Y las mujeres. Las mujeres de sus películas que son, en ésta, las mujeres de pedazos de su vida transpuestos a la pantalla, es decir, los fragmentos de vida que ha pensado Postiglione como creador. Al menos yo no creo en compararlas con las ciudades, suena a excusa, a recurso narrativo. Son ellas como se han soñado o pensado, y todo lo que representan en las sucesivas ficciones que se tejen en la intimidad de la invención. El circulo de nostalgia, de dulce melancolía, alrededor de la telefonista neoyorquina (Silvia Trasierra), el recuerdo cálido y casi fantasmal de un amor que sin duda constituye la metonimia de todos los amores (María Celia Ferrero), las tomas finales de las que ya he hablado, las miradas de Bárbara Peters, Noelia Campo, y Romina Tamburello, como aquél cuento de Horacio Quiroga en el que habla de la mirada de las actrices “Yo pertenezco al grupo de los pobres diablos que salen noche a noche del cinematógrafo enamorados de una estrella (…) Porque no hay suspensión de aliento, absorción más paralizante que la que ejercen dos ojos extraordinariamente bellos”. También comparto con el director, la admiración casi sensual por Lauren Bacall.
En la película cada imagen cuenta con una entidad poética propia, como si pudiéramos recortarlas y hacerlas cuadros móviles que transmiten una fuerza propia, con su música, con el texto y con el color: el avión dejando la estela blanca y la voz hablando de la cocaína, la figura de Coki de Bernardis, un ícono por sí mismo que es llevado aquí a otra metonimia, a la del músico de una ciudad rabiosa que cría en los garajes de los barrios una banda sonora, a veces olvidable, a veces eterna.
Rosario es una ciudad como todas, plagada de contradicciones y de falsedades, de historias y de maravillas. La gran contradicción es que se ha creado a sí misma como la capital de la cultura, mito alimentado por las gestiones oficiales, cuando en realidad olvida o dificulta a sus propios creadores, viviendo siempre de una nostalgia forzada. Lejos de París es otra ciudad, otras ciudades. Es acaso, y por eso la disfruté tanto, la mirada que más se parece a la que deseo. Es también el ADN de un creador que es parte y víctima de ese mito, como tantos otros.
Acaso podrían editarse algunos tracks, como el que refiere a El asadito, quizá allí si se exagere la alusión, rozando el spot de su propio trabajo, pero si esta película tiene otra virtud, es justamente la de no cerrarse nunca, la de asemejarse al libro de arena mentado por Borges, que una vez cerrado, cambiará.
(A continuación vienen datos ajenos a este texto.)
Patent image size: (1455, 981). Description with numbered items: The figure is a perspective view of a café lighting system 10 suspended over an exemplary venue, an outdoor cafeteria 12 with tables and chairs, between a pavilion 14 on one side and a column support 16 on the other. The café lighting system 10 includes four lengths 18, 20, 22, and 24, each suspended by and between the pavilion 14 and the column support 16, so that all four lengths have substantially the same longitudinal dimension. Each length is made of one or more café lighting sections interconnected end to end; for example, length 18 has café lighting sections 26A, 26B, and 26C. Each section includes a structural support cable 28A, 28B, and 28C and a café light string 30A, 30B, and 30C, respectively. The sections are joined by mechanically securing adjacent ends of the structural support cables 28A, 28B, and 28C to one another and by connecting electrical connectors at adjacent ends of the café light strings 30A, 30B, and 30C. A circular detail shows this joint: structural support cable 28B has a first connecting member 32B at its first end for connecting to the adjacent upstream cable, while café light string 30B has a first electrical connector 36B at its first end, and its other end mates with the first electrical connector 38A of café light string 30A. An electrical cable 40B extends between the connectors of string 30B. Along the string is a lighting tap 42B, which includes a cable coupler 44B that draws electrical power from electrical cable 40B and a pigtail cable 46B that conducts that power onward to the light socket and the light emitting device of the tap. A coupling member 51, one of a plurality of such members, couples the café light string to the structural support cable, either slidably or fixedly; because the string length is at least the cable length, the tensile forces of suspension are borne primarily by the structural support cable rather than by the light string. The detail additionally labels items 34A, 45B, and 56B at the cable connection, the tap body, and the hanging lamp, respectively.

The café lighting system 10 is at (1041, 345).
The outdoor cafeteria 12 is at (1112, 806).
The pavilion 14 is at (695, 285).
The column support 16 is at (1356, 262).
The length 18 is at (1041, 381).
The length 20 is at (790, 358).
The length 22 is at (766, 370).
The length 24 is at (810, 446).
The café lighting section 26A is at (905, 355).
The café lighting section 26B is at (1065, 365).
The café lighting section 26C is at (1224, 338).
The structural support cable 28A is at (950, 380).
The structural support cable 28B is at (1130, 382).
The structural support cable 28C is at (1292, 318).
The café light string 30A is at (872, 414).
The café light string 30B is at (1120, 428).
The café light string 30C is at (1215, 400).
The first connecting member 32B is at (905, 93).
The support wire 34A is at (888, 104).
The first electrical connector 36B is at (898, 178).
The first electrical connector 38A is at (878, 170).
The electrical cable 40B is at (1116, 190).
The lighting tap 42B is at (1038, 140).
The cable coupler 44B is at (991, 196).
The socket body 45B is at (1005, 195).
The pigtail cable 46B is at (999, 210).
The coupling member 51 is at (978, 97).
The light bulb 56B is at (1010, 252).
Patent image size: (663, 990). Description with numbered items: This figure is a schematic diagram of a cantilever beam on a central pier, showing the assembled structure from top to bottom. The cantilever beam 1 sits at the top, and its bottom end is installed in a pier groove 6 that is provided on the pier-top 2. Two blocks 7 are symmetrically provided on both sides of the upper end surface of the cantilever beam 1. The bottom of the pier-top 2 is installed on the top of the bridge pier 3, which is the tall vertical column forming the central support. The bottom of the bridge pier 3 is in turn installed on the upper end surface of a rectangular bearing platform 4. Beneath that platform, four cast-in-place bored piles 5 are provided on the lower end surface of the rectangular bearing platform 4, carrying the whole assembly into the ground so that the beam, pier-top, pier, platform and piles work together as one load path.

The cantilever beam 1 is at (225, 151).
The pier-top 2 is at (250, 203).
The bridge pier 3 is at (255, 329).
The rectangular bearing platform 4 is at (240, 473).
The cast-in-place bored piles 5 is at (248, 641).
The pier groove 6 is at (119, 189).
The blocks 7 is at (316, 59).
Por último, me tomo el atrevimiento de marcar lo que no me gusta. En la catarata de fascinación y placer que atravesé cuando vi Lejos de París, desentonó la imagen persistente de cierto equipo de balónpie de la ciudad. Tanto que molesta e incomoda a los que como yo, somos de otros colores. Pero hasta le perdonamos esta euforia pasajera. Porque es parte también de estas ciudades, es parte de él, y aunque no queramos, parte nuestra.